Symboliek[bewerken | brontekst bewerken]
De rode ster staat voor het communisme en is geplaatst op een witte schijf die mogelijk op het Yin Yang-symbool betrekking heeft. Dat is een symbool dat in de Koreaanse cultuur wordt gebruikt.


De kleur rood vertegenwoordigt revolutionair patriottisme. De blauwe strepen impliceren de "Aspiratie van de Koreaanse mensen zich met de revolutionaire mensen van de gehele wereld te verenigen en voor de overwinning van het idee van onafhankelijkheid, vriendschap en vrede te strijden."
Vlag van Kijŏng-dong[bewerken | brontekst bewerken]
In Kijŏng-dong, een dorp aan de Noord-Koreaanse zijde van de gedemilitariseerde zone, wappert een 136 kilo wegende vlag aan een van de hoogste vlaggenmasten ter wereld (160 meter).
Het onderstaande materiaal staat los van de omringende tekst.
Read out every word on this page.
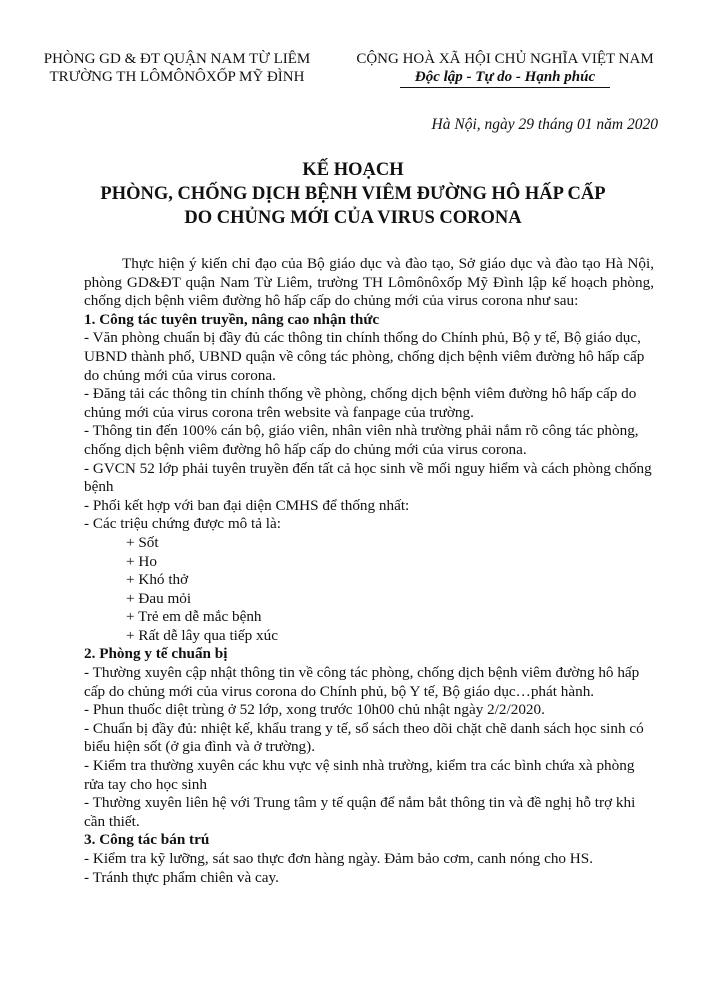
PHÒNG GD & ĐT QUẬN NAM TỪ LIÊM
TRƯỜNG TH LÔMÔNÔXỐP MỸ ĐÌNH
CỘNG HOÀ XÃ HỘI CHỦ NGHĨA VIỆT NAM
Độc lập - Tự do - Hạnh phúc
Hà Nội, ngày 29 tháng 01 năm 2020
KẾ HOẠCH
PHÒNG, CHỐNG DỊCH BỆNH VIÊM ĐƯỜNG HÔ HẤP CẤP
DO CHỦNG MỚI CỦA VIRUS CORONA

Thực hiện ý kiến chỉ đạo của Bộ giáo dục và đào tạo, Sở giáo dục và đào tạo Hà Nội, phòng GD&ĐT quận Nam Từ Liêm, trường TH Lômônôxốp Mỹ Đình lập kế hoạch phòng, chống dịch bệnh viêm đường hô hấp cấp do chủng mới của virus corona như sau:

1. Công tác tuyên truyền, nâng cao nhận thức

- Văn phòng chuẩn bị đầy đủ các thông tin chính thống do Chính phủ, Bộ y tế, Bộ giáo dục, UBND thành phố, UBND quận về công tác phòng, chống dịch bệnh viêm đường hô hấp cấp do chủng mới của virus corona.

- Đăng tải các thông tin chính thống về phòng, chống dịch bệnh viêm đường hô hấp cấp do chủng mới của virus corona trên website và fanpage của trường.

- Thông tin đến 100% cán bộ, giáo viên, nhân viên nhà trường phải nắm rõ công tác phòng, chống dịch bệnh viêm đường hô hấp cấp do chủng mới của virus corona.

- GVCN 52 lớp phải tuyên truyền đến tất cả học sinh về mối nguy hiểm và cách phòng chống bệnh

- Phối kết hợp với ban đại diện CMHS để thống nhất:

- Các triệu chứng được mô tả là:

+ Sốt

+ Ho

+ Khó thở

+ Đau mỏi

+ Trẻ em dễ mắc bệnh

+ Rất dễ lây qua tiếp xúc

2. Phòng y tế chuẩn bị

- Thường xuyên cập nhật thông tin về công tác phòng, chống dịch bệnh viêm đường hô hấp cấp do chủng mới của virus corona do Chính phủ, bộ Y tế, Bộ giáo dục…phát hành.

- Phun thuốc diệt trùng ở 52 lớp, xong trước 10h00 chủ nhật ngày 2/2/2020.

- Chuẩn bị đầy đủ: nhiệt kế, khẩu trang y tế, sổ sách theo dõi chặt chẽ danh sách học sinh có biểu hiện sốt (ở gia đình và ở trường).

- Kiểm tra thường xuyên các khu vực vệ sinh nhà trường, kiểm tra các bình chứa xà phòng rửa tay cho học sinh

- Thường xuyên liên hệ với Trung tâm y tế quận để nắm bắt thông tin và đề nghị hỗ trợ khi cần thiết.

3. Công tác bán trú

- Kiểm tra kỹ lưỡng, sát sao thực đơn hàng ngày. Đảm bảo cơm, canh nóng cho HS.

- Tránh thực phẩm chiên và cay.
Deze vlaggenmast was eerst lager, maar toen een vlaggenmast in Daeseong-dong (aan de overkant van de DMZ in Zuid-Korea) verhoogd werd, werd die van Kijŏng-dong ook verhoogd.
Eind jaren zeventig loofde de Zuid-Koreaanse president Chun Doo-hwan een half miljoen dollar uit voor degene die de vlag van de vlaggenmast van Kijŏng-dong haalt en bij de presidentiële residentie afgeeft.